Confidence interval of an ECDF
[1]:
import pandas as pd
import iqplot
import bokeh.io
bokeh.io.output_notebook()
We can compute confidence intervals for anything directly computed from the data. This includes the value of an ECDF for an arbitrary x. Here is how we can compute the confidence interval for the ECDF.
Generate a bootstrap sample of the data.
For each value x of your data set, evaluate the value of the ECDF at that point and record it. This is a bootstrap replicate of the ECDF at x.
Do steps 1 and 2 over and over until you get your desired number of bootstrap replicates.
For each value of x in your data set, compute the appropriate percentiles of your ECDF replicates.
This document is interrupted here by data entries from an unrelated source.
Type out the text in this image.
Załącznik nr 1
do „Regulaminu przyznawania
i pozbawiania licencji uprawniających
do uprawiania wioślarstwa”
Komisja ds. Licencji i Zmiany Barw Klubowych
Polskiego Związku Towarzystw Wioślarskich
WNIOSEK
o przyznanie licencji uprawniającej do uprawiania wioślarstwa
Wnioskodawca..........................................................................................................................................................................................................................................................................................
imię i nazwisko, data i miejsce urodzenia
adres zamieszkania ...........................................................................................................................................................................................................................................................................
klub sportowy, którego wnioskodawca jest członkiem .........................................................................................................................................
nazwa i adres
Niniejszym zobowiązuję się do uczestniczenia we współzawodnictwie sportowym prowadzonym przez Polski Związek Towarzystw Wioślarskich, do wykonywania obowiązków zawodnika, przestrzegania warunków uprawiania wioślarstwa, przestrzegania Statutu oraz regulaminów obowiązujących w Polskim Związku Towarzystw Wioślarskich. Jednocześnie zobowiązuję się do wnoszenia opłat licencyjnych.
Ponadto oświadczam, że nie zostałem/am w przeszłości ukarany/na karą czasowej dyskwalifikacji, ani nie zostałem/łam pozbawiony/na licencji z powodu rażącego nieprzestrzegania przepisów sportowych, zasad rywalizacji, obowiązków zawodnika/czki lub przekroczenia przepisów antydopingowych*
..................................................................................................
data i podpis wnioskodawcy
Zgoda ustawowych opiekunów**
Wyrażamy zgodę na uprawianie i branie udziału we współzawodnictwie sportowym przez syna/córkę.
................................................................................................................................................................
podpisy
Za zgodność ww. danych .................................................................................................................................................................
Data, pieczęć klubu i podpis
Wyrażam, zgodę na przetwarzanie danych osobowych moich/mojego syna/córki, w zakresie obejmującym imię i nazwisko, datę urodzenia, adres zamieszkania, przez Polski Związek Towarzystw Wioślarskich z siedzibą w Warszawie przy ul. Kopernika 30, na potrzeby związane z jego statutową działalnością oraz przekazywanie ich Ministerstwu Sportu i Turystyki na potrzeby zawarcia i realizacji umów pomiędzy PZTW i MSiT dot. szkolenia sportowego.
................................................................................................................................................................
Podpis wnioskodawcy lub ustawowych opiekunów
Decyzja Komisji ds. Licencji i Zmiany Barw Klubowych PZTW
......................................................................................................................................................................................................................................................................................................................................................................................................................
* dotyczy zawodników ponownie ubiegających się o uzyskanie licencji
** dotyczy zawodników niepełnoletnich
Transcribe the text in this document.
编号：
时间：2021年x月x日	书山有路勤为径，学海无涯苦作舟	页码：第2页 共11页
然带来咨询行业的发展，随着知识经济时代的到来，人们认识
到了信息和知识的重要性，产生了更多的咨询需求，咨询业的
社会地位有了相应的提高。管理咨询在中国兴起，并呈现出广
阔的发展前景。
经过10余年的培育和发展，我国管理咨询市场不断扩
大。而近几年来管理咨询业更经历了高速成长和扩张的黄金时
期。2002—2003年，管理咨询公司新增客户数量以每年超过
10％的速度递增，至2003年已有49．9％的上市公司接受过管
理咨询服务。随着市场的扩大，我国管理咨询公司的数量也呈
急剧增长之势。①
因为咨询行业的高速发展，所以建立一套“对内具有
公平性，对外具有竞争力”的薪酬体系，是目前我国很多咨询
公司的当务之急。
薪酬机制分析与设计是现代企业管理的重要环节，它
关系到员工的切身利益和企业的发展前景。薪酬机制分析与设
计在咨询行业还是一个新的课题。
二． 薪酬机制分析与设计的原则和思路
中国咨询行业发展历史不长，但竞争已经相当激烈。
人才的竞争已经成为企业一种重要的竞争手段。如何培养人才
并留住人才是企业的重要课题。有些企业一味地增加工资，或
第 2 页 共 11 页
This gives you the ECDF confidence interval at x.
Step 2 is kind of tricky, since not all of your measured data points are present in each bootstrap sample and you have to use the formal definition of the ECDF to get a replicate of the ECDF. Fortunately, this is done for you in the iqplot.ecdf()
function using the conf_int=True
kwarg. I will now use it to plot an ECDFs of the bee sperm data set.
[2]:
df = pd.read_csv("../data/bee_sperm.csv", comment="#")
bokeh.io.show(
iqplot.ecdf(df, q="Alive Sperm Millions", cats="Treatment", conf_int=True)
)
There is a clear separation of the ECDFs, suggesting that the control and pesticide-treated bees are indeed distributed differently, with pesticide-treated sperm counts shifted toward fewer alive sperm.
Computing environment
[3]:
%load_ext watermark
%watermark -v -p pandas,bokeh,iqplot,jupyterlab
Python implementation: CPython
Python version : 3.9.12
IPython version : 8.3.0
pandas : 1.4.2
bokeh : 2.4.2
iqplot : 0.2.5
jupyterlab: 3.3.2